A Little Child’s Work

from Youth’s Companion

Near one of the tiny schoolhouses of the West is a carefully tended mound, the object of the tenderest interest on the part of a man known far and wide as “Preacher Jim,” a rough, unministerial-looking person, yet who has reached the hearts and lives of many of the men and women in that region, and has led them to know the Master whom he serves in his humble fashion.

Twenty years ago Preacher Jim was a different man. Rough and untaught, his only skill was shown by the dexterity with which he manipulated the cards that secured to him his livelihood. Then, as now, he was widely known, but in those days his title was “Gambler Jim.”

It was during a long, tiresome trip across the Rockies that a clergyman and his wife, having undressed their little boy and tucked him snugly into his berth, retired to the observation car in order to watch the November heavens.

An hour passed swiftly; then suddenly a rough-looking fellow made his way toward the group of which the clergyman was one.

“Anybody here got a kid what’s dressed in a red nightgown and sings like a bird?” he demanded, awkwardly.

The father and mother sprang excitedly to their feet, gasping in fear.

The man nodded reassuringly. “The’ ain’t nothing the matter of him,” he said, with yet deeper embarrassment. “The matter’s with—us. You’re a parson, ain’t you? The kid, he’s been singin’ to us—an’ talkin’. If you don’t mind, we’d take it mighty good of you to come with me. Not you, ma’am. The kid’s all safe, an’ the parson’ll bring him back in a little while.”
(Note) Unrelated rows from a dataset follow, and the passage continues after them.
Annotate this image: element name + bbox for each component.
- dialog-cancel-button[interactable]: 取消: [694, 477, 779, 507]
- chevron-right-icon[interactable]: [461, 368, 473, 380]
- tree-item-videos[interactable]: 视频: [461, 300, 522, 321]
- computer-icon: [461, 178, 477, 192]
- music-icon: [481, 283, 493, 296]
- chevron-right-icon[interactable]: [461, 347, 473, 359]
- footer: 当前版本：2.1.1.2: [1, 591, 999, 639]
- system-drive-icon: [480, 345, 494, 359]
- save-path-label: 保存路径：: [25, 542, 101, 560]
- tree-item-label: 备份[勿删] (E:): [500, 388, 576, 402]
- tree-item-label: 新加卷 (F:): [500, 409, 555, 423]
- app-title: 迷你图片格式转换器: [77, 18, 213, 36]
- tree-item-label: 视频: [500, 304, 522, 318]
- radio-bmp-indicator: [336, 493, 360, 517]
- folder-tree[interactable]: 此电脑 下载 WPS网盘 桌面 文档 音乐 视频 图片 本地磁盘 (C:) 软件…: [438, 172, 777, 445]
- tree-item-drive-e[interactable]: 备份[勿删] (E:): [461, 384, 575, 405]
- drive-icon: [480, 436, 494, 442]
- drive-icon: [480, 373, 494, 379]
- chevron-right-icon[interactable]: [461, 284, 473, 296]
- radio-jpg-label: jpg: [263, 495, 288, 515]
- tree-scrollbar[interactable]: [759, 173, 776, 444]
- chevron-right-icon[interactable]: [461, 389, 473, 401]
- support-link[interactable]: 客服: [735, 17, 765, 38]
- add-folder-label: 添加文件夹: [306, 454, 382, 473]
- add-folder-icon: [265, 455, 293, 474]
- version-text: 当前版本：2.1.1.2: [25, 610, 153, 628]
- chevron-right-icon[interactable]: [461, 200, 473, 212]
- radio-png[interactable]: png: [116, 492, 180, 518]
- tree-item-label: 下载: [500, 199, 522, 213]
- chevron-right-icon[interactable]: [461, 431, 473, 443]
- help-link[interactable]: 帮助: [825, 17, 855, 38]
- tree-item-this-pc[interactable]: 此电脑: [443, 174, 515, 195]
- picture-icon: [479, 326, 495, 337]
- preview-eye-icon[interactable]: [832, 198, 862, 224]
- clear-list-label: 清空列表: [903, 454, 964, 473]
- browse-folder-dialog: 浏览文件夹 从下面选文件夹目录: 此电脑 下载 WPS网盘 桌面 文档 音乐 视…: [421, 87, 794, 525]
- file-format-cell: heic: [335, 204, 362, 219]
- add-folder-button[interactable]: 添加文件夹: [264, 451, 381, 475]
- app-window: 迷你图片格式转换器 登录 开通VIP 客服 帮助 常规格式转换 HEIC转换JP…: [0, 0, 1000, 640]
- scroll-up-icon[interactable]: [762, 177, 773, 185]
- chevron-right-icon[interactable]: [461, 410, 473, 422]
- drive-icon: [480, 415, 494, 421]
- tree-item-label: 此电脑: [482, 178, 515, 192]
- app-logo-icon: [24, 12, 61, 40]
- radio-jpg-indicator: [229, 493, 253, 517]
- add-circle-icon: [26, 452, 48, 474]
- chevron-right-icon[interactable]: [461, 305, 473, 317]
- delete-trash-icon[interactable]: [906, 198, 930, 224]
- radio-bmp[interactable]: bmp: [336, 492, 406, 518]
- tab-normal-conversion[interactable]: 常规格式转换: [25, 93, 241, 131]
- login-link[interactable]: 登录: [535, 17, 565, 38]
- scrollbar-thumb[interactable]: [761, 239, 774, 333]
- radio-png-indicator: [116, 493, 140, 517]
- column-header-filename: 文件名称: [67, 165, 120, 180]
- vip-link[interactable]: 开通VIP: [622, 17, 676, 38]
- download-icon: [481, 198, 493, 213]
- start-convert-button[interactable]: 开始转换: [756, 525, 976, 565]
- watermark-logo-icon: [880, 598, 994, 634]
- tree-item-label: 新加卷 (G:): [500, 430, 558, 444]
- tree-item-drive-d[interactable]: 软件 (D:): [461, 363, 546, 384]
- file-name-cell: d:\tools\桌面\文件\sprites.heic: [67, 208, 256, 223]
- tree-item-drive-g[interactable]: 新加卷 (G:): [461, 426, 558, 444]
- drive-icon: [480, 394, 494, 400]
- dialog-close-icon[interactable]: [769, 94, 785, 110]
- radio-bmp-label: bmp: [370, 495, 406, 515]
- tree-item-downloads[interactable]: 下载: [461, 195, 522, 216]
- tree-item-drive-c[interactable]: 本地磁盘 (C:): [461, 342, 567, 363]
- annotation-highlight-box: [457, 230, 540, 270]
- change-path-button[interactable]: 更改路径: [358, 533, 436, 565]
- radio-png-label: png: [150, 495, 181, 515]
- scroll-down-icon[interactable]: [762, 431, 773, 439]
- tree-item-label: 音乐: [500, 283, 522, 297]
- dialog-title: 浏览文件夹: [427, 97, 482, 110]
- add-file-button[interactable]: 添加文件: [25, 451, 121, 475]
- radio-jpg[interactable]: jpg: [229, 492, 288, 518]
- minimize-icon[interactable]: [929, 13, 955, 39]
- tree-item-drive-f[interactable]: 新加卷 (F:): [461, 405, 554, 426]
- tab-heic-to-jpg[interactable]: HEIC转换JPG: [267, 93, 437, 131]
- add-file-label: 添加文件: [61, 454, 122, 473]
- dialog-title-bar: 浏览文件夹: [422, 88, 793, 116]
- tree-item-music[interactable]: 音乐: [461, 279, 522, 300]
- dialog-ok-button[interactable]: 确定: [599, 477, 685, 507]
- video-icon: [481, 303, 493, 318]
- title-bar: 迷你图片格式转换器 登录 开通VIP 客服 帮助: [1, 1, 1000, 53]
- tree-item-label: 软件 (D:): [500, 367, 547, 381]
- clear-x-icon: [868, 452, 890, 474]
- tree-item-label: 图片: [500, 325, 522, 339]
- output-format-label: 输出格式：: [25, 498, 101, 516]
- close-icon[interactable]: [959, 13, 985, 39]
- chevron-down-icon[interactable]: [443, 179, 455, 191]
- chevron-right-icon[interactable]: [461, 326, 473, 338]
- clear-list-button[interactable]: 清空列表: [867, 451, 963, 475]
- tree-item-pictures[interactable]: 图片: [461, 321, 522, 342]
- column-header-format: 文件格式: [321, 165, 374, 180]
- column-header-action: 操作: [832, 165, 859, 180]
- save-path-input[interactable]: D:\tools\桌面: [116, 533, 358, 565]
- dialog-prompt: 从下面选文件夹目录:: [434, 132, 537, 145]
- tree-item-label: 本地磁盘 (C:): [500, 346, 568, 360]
With a word to his wife, the minister followed his guide toward the front of the train, and on through car after car until thirteen of them had been traversed. As the two men opened the door of the smoking compartment, they stopped to look and listen.

Up on one of the tables stood the tiny boy, his face flushed, his voice shrill and sweet.

Is you ready?” he cried, insistently. “My papa says the Bridegroom is Jesus, an’ He wants everybody to be ready when He comes, just ’cause He loves you.” Then, with a childish sweetness, came the song which had evidently made the deepest impression upon the child’s mind: “Are you ready for the Bridegroom when He comes?”

“He’s sung it over ’n’ over,” whispered the clergyman’s companion, “’‘nd I couldn’t stan’ no more. He said you’d pray, parson.”

As the two approached, the boy lifted his sweet, serious eyes to his father’s.

“They want to get ready,” he said, simply. And, his boy snuggled childishly in his arms, the minister prayed, as he never had prayed before, for the men gathered about the child.

It was only a few moments before the clergyman bore the child back to the sleeping car, where the mother anxiously awaited his coming. Then he returned to talk with the men, four of whom that night decided to “get ready,” and among them was, of course, the man who sought out the father of the child, Gambler Jim.

To this day it remains a mystery how the child succeeded in reaching the smoking car unnoticed and unhindered.

As for the little fellow himself, his work was early done, for a few weeks later, upon the return trip through the mountains, he was suddenly stricken with a swift and terrible disease, and the parents tenderly laid the little form under the sod near the schoolhouse where Preacher Jim now tells so often the story, which never grows old.